Una domenica Enzo Ttizzafocu, Mimmo u Longu e Peppe Maciste spinti da una voglia irrefrenabile di pilu, decisero di andare a Messina a, come dice De Andrè nella canzone Bocca di rosa, soddisfare le proprie voglie (mi pareva poco elegante dire a puttane). Arrivati al porto ebbero la malaugurata sorte, diciamo così, di imbattersi in un tizio che faceva il gioco delle tre carte (in realtà Peppe mi ha sempre confessato che, secondo lui, quello, li stava aspettando. E che il tizio li avesse presi per cardoli non gli è mai andata giù). Non sto a dilungarmi su quanto avvenne, (il fatto merita maggior approfondimento, Longu pensaci tu), dirò soltanto che quello li lasciò praticamente in mutande, con la voglia insoddisfatta e senza nemmeno i soldi per tornare a casa. Il giorno dopo, la sera, io, Biasi e i tre ci trovavamo nella vecchia casa di Enzo, quella che aveva Suproponti, sulla Nazionale. Ci andavamo, di solito, dopo cena a giocare a carte o ad ascoltare della musica e a farci un sacco di risate per tutte le storie che Peppe, con la sua verve, non finiva mai di raccontare. Stavamo giocando a carte e Peppe, Enzo e u Longu, ancora abbacchiati per quanto gli era accaduto, decisero di raccontare a me e a Biasi la loro disavventura.

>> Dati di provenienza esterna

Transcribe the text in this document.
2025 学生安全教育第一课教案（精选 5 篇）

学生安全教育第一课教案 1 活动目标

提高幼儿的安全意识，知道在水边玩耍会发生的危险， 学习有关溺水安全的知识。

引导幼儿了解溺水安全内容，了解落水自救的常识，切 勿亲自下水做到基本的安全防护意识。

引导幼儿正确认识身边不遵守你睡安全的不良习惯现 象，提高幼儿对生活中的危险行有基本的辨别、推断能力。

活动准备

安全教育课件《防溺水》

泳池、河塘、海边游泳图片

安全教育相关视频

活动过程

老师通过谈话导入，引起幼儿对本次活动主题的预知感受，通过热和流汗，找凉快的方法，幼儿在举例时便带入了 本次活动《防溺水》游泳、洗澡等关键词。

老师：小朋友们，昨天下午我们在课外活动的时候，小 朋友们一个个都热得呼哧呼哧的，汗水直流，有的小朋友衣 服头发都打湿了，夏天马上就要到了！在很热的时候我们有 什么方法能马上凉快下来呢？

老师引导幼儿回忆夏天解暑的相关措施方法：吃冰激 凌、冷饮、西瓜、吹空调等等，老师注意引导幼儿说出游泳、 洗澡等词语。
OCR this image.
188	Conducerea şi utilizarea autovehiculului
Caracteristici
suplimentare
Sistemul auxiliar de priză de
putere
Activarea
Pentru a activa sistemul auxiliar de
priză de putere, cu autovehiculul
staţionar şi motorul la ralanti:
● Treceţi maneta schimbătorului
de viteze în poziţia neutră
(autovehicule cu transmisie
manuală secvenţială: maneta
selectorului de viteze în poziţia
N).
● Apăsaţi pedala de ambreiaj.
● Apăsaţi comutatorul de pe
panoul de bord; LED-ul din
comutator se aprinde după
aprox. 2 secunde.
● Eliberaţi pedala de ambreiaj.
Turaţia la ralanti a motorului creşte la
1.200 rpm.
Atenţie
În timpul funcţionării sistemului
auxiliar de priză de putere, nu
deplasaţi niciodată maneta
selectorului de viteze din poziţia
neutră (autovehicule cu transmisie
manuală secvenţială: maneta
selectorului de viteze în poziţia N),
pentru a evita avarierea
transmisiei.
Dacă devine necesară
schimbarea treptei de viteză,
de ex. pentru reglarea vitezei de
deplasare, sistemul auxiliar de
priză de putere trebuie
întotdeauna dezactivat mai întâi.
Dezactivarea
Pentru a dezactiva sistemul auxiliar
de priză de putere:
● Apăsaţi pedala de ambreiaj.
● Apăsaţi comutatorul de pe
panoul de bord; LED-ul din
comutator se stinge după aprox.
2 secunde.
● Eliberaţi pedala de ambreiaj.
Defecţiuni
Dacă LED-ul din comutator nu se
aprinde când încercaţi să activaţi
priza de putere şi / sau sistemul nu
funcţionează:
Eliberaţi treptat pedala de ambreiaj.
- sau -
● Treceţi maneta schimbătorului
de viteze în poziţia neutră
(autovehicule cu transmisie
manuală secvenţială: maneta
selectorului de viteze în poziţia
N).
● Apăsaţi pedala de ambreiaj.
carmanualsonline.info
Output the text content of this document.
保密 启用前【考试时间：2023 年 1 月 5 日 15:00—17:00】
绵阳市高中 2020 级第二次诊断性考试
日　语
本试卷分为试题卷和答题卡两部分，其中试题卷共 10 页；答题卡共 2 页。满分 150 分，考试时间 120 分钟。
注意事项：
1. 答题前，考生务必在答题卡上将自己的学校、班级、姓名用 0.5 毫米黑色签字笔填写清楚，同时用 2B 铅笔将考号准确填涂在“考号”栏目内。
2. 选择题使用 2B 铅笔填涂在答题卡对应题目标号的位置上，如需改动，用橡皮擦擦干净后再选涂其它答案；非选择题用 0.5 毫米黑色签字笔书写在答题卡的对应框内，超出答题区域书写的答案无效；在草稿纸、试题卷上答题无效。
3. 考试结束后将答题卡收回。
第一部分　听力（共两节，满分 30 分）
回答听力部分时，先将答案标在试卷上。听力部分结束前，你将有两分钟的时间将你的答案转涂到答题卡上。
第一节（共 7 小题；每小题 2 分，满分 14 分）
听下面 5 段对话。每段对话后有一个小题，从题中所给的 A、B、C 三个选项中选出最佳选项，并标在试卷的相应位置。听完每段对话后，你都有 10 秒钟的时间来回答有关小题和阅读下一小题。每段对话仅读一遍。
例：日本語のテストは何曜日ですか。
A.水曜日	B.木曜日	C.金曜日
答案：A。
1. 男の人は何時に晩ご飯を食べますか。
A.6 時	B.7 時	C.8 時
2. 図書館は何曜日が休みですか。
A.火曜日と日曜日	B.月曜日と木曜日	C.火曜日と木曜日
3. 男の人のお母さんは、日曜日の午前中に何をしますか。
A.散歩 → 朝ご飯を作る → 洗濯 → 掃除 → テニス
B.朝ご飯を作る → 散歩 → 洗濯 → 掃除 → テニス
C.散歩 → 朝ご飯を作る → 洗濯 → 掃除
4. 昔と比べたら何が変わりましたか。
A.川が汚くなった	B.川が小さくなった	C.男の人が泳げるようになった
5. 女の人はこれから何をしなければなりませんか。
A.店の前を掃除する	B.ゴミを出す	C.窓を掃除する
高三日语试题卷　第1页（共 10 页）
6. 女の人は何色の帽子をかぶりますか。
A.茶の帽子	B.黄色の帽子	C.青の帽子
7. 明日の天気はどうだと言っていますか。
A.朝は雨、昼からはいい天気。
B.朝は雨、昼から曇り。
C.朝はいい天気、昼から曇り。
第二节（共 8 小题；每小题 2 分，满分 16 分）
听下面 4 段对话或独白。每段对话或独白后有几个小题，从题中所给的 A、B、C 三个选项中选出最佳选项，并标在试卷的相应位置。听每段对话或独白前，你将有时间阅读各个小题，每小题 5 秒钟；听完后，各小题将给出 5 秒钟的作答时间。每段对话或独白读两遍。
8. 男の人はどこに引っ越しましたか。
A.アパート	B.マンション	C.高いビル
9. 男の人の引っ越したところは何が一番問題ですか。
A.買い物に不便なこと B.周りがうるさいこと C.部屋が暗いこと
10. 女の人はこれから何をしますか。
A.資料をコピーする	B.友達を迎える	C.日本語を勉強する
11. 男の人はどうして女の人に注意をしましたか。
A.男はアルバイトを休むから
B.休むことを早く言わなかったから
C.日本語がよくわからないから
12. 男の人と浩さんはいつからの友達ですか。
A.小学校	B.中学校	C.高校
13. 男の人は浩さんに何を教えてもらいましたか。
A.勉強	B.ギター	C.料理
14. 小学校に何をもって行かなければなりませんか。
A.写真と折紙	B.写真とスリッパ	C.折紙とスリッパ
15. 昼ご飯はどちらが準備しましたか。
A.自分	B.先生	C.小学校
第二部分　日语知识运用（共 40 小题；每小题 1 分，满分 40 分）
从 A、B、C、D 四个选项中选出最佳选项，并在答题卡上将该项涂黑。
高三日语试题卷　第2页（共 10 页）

«Mi dispiaci pi tia chi si furbu, ma non ci pozzu cririri chi ti facisti futtiri i sta manera. No sai chi cu chiddi non rinesci mai mi vinci?» dissi rivolgendomi a Peppe. «Ddu figghiu i buttana era brau, ma chiddu chi mi fici fissa fu u so cumpari, chi facendu finta chi nuddu u virira, nci faciva a ricchi a carta chi vinciva. Nui mintiumu i sordi sicuri i vinciri, ma quandu chiddu vutava a carta non era chiu a stissa» cercò di giustificarsi.
«E’ nu truccu vecchiu chiddu ra ricchi isata, ma sulu i chiu bravi u sannu fari» gli dissi cercando di consolarlo.
L’avevo visto fare a un vecchietto, alla festa della Madonna che d’estate, fino a pochi anni fa, come tutti sanno, si faceva a Favazzina. Ero rimasto sbalordito dalla sua bravura e osservandolo avevo imparato anch’io a fare il gioco delle tre carte. Biasi, che fino a quel momento era rimasto in silenzio ad ascoltare, con ostentata sicurezza disse «Se ncera ieu non mi faciva fari fissa».
«Arruau iddu!» rispose Enzo che ancora gli bruciava «U gghiocaturi».
«Tu po riri chiddu chi voi, ma a mia non mi futtiva» ribadì Biasi.
Peppe e u Longu, sapendo che sapevo fare il gioco delle tre carte, mi dissero di farglielo, per vedere, visto che si sentiva così sicuro, se era altrettanto bravo ad indovinare. Tra me lui non è che scorresse buon sangue. Non ho mai capito perché, ma non è che mi potesse vedere più di tanto. Comunque non ero io quello che gli stava sui coglioni più di tutti, al primo posto, nella sua personalissima classifica, vi era Ciccio Carnera. Ad ogni modo per evitare questioni mi rifiutai, ma loro insistettero e Biasi punto sul vivo mi obbligò a farlo. Presi tre carte e, mostrandogli l’asso, cominciai a muoverle con destrezza «L’asu vinci, l’asu perdi, l’asu vinci, l’asu perdi. Aund’è l’asu?» e con estrema rapidità li disposi sul tavolo.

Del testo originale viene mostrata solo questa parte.